Muckrakers Notwithstanding, Sharon Government Wins Full Five-Year Term

It looks like the Israeli media are going to have Ariel Sharon to kick around a bit longer.
Justice Dalia Dorner, chairman of the Central Elections Committee, ruled on Wednesday, March 3, the day she retired from the bench, that the next general election should take place on schedule in November 2007. A loophole in the relevant statute had been interpreted as bringing the date forward by one year and Justice Dorner had been asked to adjudicate the controversy.
The decision was a blow to the jackals of the Israeli press who tore into the prime minister over what they called a bombshell discovery that he had once conducted business down on his farm with the former father-in-law of Elhanan Tennenbaum, the rogue reserve officer at the center of a prisoner swap with Lebanon`s Hizballah terrorists.
When the hard facts were picked out of the inferences, the bombshell proved no better than a nine-hour wonder.
Sharon had pushed hard to bring Tennenbaum and the bodies of three fallen soldiers home in exchange for the release of 400 Arab terrorists. Wednesday morning, Israel`s Maariv daily came out with what it implied was the true explanation for his willingness to pay this heavy price for a suspected drug dealer. Sharon had no choice but to clear the air.

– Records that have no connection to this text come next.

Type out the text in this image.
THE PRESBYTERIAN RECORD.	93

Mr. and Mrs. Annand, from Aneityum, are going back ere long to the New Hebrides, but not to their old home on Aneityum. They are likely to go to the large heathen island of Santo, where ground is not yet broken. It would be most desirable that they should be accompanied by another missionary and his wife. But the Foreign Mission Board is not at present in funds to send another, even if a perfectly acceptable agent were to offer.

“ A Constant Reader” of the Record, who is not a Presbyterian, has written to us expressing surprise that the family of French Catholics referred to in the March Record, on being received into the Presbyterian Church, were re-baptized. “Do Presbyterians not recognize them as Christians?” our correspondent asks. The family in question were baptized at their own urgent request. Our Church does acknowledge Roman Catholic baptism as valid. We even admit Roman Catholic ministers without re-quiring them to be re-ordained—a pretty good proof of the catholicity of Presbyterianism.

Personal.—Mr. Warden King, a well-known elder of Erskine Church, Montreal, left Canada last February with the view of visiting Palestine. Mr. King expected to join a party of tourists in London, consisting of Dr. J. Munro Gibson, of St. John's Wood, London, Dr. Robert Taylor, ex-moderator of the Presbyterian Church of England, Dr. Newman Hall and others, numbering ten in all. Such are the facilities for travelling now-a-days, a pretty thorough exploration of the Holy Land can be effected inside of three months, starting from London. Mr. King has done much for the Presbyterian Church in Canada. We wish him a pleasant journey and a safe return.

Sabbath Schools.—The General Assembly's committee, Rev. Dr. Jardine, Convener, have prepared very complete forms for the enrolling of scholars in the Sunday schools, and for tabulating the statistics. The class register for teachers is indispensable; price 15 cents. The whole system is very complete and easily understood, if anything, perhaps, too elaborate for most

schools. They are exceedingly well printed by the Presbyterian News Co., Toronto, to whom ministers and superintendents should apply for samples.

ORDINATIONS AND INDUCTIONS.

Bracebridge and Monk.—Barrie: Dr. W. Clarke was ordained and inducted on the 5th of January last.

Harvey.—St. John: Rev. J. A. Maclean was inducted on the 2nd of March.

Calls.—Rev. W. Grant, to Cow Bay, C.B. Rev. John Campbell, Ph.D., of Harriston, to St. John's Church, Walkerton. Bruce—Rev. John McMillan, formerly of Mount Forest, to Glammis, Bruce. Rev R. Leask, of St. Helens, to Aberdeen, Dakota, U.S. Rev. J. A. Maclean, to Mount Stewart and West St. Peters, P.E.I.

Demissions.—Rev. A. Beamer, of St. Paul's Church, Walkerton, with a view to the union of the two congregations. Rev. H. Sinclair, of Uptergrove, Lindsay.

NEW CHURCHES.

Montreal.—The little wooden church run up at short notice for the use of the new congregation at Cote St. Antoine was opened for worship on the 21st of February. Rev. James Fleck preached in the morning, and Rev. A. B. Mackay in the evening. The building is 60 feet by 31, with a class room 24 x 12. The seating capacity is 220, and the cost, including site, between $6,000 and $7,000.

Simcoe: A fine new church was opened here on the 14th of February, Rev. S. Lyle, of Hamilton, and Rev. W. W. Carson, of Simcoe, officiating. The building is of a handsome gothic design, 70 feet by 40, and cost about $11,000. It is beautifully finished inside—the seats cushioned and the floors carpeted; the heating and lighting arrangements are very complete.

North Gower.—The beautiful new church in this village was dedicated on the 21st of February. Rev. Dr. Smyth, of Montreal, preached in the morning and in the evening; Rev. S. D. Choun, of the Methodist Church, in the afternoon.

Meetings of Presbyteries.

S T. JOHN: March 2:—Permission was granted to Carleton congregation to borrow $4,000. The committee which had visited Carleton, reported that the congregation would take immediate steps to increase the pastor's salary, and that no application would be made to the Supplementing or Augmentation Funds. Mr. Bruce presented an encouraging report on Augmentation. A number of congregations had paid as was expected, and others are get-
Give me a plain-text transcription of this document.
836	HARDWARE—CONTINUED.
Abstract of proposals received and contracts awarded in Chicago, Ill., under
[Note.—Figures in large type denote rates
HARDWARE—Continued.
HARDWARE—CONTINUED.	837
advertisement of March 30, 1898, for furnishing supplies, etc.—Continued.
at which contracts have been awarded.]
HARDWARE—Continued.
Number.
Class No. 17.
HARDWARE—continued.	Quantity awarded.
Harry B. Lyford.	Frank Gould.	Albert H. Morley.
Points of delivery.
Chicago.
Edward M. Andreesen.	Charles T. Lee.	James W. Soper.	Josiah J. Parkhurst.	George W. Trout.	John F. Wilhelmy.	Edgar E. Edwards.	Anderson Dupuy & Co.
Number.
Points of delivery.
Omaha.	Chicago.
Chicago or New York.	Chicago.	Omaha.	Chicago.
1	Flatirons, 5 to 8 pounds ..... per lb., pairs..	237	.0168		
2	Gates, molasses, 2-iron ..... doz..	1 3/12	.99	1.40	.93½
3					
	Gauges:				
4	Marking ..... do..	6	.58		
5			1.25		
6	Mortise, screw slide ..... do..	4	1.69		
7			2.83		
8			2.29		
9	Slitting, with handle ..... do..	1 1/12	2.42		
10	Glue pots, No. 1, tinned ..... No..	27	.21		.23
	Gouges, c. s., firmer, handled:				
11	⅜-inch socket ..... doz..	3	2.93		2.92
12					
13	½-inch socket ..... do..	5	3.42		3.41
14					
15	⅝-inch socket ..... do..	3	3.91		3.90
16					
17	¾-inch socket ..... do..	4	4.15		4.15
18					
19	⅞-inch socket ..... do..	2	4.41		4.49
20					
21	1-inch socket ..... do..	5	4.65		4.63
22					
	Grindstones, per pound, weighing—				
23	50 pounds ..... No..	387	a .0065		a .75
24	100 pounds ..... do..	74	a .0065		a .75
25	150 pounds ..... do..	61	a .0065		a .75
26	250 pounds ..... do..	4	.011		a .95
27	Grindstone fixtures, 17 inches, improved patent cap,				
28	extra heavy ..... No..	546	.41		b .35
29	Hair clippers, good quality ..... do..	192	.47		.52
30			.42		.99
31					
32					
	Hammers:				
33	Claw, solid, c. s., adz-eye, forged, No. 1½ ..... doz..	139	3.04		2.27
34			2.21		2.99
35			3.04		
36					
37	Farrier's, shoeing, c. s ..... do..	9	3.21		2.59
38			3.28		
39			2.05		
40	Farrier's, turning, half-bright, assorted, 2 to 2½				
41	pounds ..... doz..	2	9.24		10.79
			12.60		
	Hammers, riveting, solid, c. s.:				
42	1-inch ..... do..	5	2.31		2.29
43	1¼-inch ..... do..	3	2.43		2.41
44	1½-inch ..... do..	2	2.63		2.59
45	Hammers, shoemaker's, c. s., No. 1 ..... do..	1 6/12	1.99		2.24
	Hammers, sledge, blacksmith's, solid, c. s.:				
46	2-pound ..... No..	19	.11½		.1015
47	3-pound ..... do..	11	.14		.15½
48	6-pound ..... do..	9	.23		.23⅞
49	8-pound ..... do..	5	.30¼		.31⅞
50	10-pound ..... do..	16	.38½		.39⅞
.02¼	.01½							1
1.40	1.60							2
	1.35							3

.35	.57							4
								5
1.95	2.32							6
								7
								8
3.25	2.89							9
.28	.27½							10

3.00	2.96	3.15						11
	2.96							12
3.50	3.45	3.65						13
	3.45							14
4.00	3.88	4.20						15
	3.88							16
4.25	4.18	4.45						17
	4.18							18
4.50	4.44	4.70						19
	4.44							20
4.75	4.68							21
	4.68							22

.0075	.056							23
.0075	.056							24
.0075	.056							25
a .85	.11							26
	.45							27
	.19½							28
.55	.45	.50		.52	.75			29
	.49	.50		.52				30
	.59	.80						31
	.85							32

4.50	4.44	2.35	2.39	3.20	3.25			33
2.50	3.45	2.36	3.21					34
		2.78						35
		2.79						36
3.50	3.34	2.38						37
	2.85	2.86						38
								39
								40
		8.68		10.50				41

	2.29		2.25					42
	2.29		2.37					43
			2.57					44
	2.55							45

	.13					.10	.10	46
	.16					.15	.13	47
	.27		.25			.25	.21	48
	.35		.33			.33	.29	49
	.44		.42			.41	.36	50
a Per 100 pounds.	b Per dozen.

Beset by calls for his resignation, state inquiry probes and questions in the Knesset from the opposition benches and his own faction, the embattled prime minister delivered an unusual public statement. He accused the media of an unheard of, unbridled assault on his good name and declared his only motive in approving the prisoner exchange with the Hizballah was to bring the citizen Tannenbaum to trial in Israel. He stated he had no memory of being acquainted with the returned captive’s present or former relatives.
Sharon can`t seem to get a break these days. The Greek Island affair, the Apple bribes case and the Cyril Kern loan scandal – none of which have produced indictments – have all conspired to make it appear that the 76-year-old is living on borrowed political time. He`s become persona non grata at his former stomping ground, the White House, and faces the endless droning of Lilliputian legislators at weekly no-confidence votes in parliament.
In a way, Sharon has brought it on himself. His style of government is far from open, democratic or a true power-sharing with his partners. He tends to keep his cards close to his chest until he is ready to lay down the law. His ministers find him high-handed and secretive. He erodes his right-wing power base every time he trumpets plans to evacuate Jewish settlements, while the doves and pro-negotiation factions do not believe him. But the heaviest millstone around the former general`s neck is his non-acceptance by the powerful in-group that controls Israeli politics and the media. They regard him as an outsider.
That clique has accused the Sharon government of ditching missing Israeli airman Ron Arad to get Tannenbaum back. That was just a pretext. What really interests his enemies is his removal from government and they are willing to dig – or dream – up any storm in a teacup to achieve their goal. Now they have unearthed 90-year-old Shimon Cohen, father of Tannenbaum’s divorced wife and grandfather to his two children, who Maariv “reveals” spent six weeks with Sharon in the 1970s, when he had just retired from military service, teaching him how to grow melons and cotton at his newly-purchased Sycamore Ranch in southern Israel.
Soon after, Cohen became a shareholder in the defunct company that managed the ranch during Sharon’s tenure as agriculture minister.
Sharon denies knowledge of any connection between himself and the man who later became Cohen’s son-in-law – for a time – until it was revealed in Maariv. He was not aware that that old, many times removed connection had any bearing on the negotiations he conducted for the exchange of prisoners with the Hizballah.
However, the increasingly unsavory revelations about Tannenbaum, who is suspected not only of drug trafficking but of treasonable activities in Lebanon and a discreditable personal life, are easily exploited for spreading sleaze. His opponents are not short of legitimate fodder for attacking the Sharon government’s policies and actions. Instead of getting down to a serious national debate on the very real problems facing the country and the government’s glaring policy missteps, the opposition prefers to sling mud wherever they find it.
Fortunately, Justice Dorner injected a note of cool objectivity into the raging obsession with a trivial coincidence. She reminded thinking Israelis that they are governed after all by the rule of law rather than the contortions of malicious innuendo.